In the days following me pulling my car off the highway to Vegas, I’ve begun to recognize everyone else is also in the same crisis. Maybe they’re not as overt, maybe they don’t even know it, but I watch friends struggle with what job they want and who or if they want to marry (by who, it’s usually do I marry a.) current boo thang or b.) someone else who I’ve yet to meet).
I see friends post articles about getting older. People who (seemingly) have it all together like tweets about life falling apart. I also think of the people my age who have kids. I imagine they clutch their forehead once they’re done changing the diaper and think, What am I doing?
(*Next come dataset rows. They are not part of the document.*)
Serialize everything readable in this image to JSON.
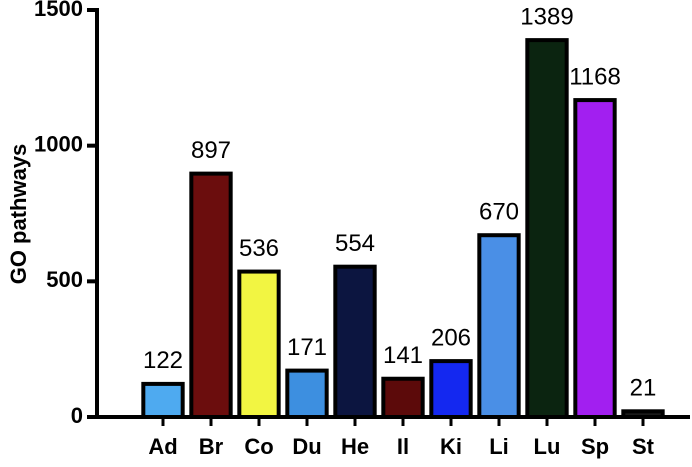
{
  "chart_data": {
    "type": "bar",
    "y_label": "GO pathways",
    "categories": [
      "Ad",
      "Br",
      "Co",
      "Du",
      "He",
      "Il",
      "Ki",
      "Li",
      "Lu",
      "Sp",
      "St"
    ],
    "values": [
      122,
      897,
      536,
      171,
      554,
      141,
      206,
      670,
      1389,
      1168,
      21
    ],
    "colors": [
      "#4eaaf0",
      "#6b0d0d",
      "#f2f542",
      "#3d8fe0",
      "#0c1540",
      "#5c0a0a",
      "#1428f0",
      "#4a8fe6",
      "#0b2410",
      "#a21ff0",
      "#1a1a1a"
    ],
    "ylim": [
      0,
      1500
    ],
    "yticks": [
      0,
      500,
      1000,
      1500
    ]
  }
}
Even if they love their child and everything else, it’s still okay to question it all and wonder how you got here. (Because what are you doing with a kid?!)
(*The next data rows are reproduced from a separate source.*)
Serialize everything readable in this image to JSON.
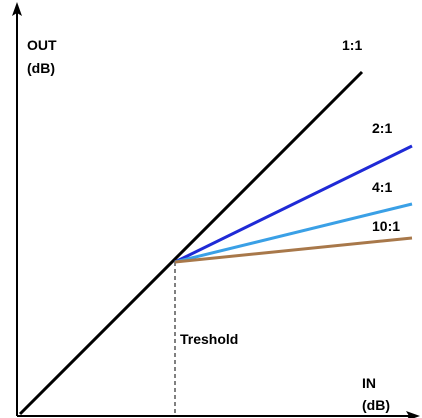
{
  "axes": {
    "y_label_line1": "OUT",
    "y_label_line2": "(dB)",
    "x_label_line1": "IN",
    "x_label_line2": "(dB)"
  },
  "threshold_label": "Treshold",
  "ratios": [
    {
      "label": "1:1",
      "color": "#000000"
    },
    {
      "label": "2:1",
      "color": "#1f2ad6"
    },
    {
      "label": "4:1",
      "color": "#3aa0e6"
    },
    {
      "label": "10:1",
      "color": "#a8784a"
    }
  ],
  "colors": {
    "axis": "#000000",
    "threshold_line": "#000000"
  }
}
The most pertinent anecdote to me was visiting my friend in Costa Rica. She’s part of the Peace Corps, which is something I’ve long dreamed about doing and waver about pursuing (okay, I really want to do it, but I worry about how it sounds to be 27 and run off to Africa without ever working a 9-5). I met another Peace Corps volunteer who was on her way out, and I asked what she planned on doing. She looked at me and said, “I don’t know.” She joined not knowing, which is one of the Peace Corps’ attractions—you don’t need to know the next step when you enter—and she still didn’t know as she wrapped up.
(Me, too.)
I don’t have much more optimism to offer you than we’re all in this together. We’re all living, we’re all struggling, and most of us are questioning. And the best of us aren’t afraid to pump the brakes and ask what’s next and maybe explore a few side roads. We will survive and maybe even end up in Key West—after we make it to metaphorical Miami, which I hope is a metaphor, because Miami’s too hot. Or maybe we’ll end up in Alberta, Canada, but we won’t even miss Miami.
At least I tell myself all this. So, I’m going to get back on the highway, I’m going to make it Denver (that’s where I metaphorically finish my PhD), and then I’m probably going to turn around and head for Miami. I’m not sure the path, but I know the direction – and that’s better than feeling lost.